The 5th Circuit certainly hasn’t made the issue any clearer by driving a further split between the circuits, says Lonny Hoffman, a professor at the University of Houston Law Center who teaches civil procedure.
“Instead of following its sister circuits, the 5th Circuit exacerbates a circuit split, creating confusion and also real unfairness that it need not have,” Hoffman says. “The panel could easily have preserved manifest disregard in one of two ways: first it could construe Hall Street narrowly to apply only to contractual — that is, party-driven — expansion of judicial review.”

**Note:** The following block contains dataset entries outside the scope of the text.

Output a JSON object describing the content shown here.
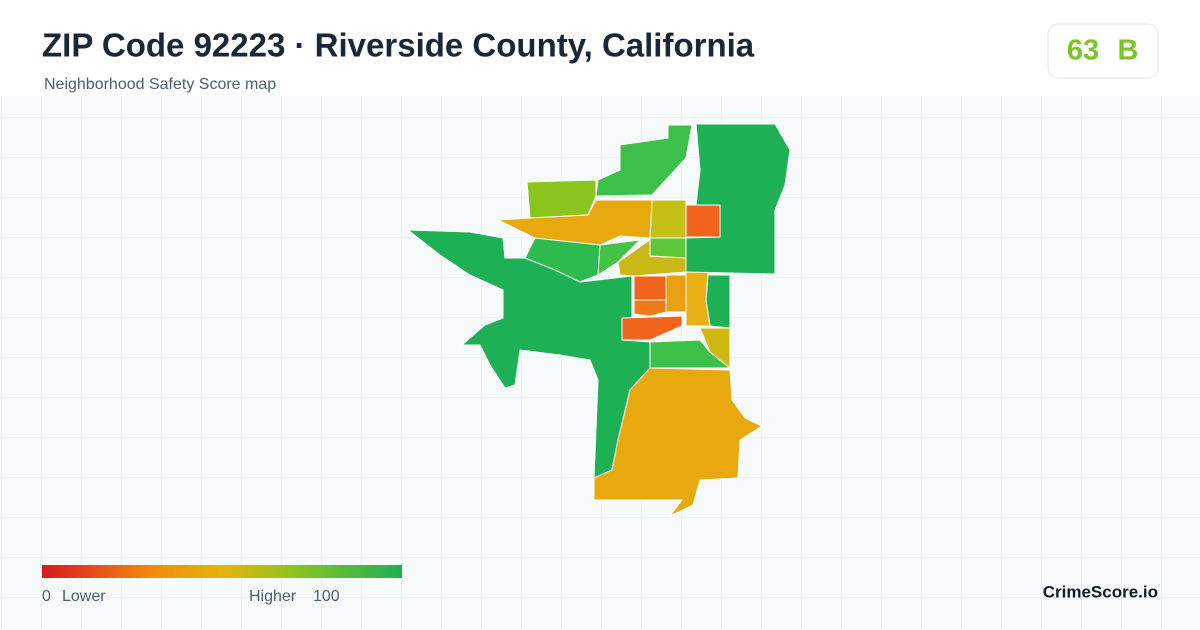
{
  "header": {
    "title": "ZIP Code 92223 · Riverside County, California",
    "subtitle": "Neighborhood Safety Score map"
  },
  "score": {
    "value": 63,
    "grade": "B"
  },
  "legend": {
    "min": 0,
    "min_label": "Lower",
    "max_label": "Higher",
    "max": 100
  },
  "brand": "CrimeScore.io"
}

“But Hall Street says nothing about voiding well-recognized judicial grounds for vacatur,” Hoffman says “The second route they could have gone, they could have treated manifest disregard as coming within the statute [as an arbitrator exceeding his authority] . . . which by the way is almost surely what Congress intended.”
Mark Watler, of counsel at Houston’s Ross Banks May Cron & Cavin, who handles securities cases in arbitration, says brokerage firms have been pushing since the 1980s to have their cases resolved by arbitration instead of courts.
“But be careful what you ask for. The industry really wanted to see the day come where they wanted to be in arbitration. Now the day has come. And now they want to get out,” Watler says. “And now we’re back where we started from.”
Joe Cox, a partner in the Dallas office of Patton Boggs who is also an arbitrator, believes the 5th Circuit read Hall Street correctly but came up with an unfortunate result by finding that manifest disregard of the law is not grounds for vacatur.
“This further erodes the public’s confidence in arbitration. And that, in itself, is unfortunate,” Cox says. “And it will require lawyers to shoehorn an attempt to vacate an award [into] one of the four reasons under §10 of the FAA and see what flies.”
Ultimately, the decision doesn’t benefit any party who uses the federal arbitration process, Cox says.
“You can see how you’re spanning the globe now. It will hurt everybody equally, in my opinion,” Cox says. “For me, it doesn’t make my job [as an arbitrator] easier or harder because I’m going to follow the law. But you get that because I’m a former district judge.”
Len Wade, another former state district judge who joined the Fort Worth office of Kelly Hart & Hallman this month and is planning to do arbitrations, says the 5th Circuit’s decision may discourage litigants from using the process.
“I think at some point parties aren’t going to enter into a process if there is really no reasonable basis for ensuring that the case is going to be based upon the law,” Wade says. “There are broad policy reasons for favoring arbitration. And obviously in the vast majority of cases you have hard working arbitrators who follow the law. It’s not really fair to impugn the entirety of the process because of one or two problems, but there needs to be a way to address the problems.”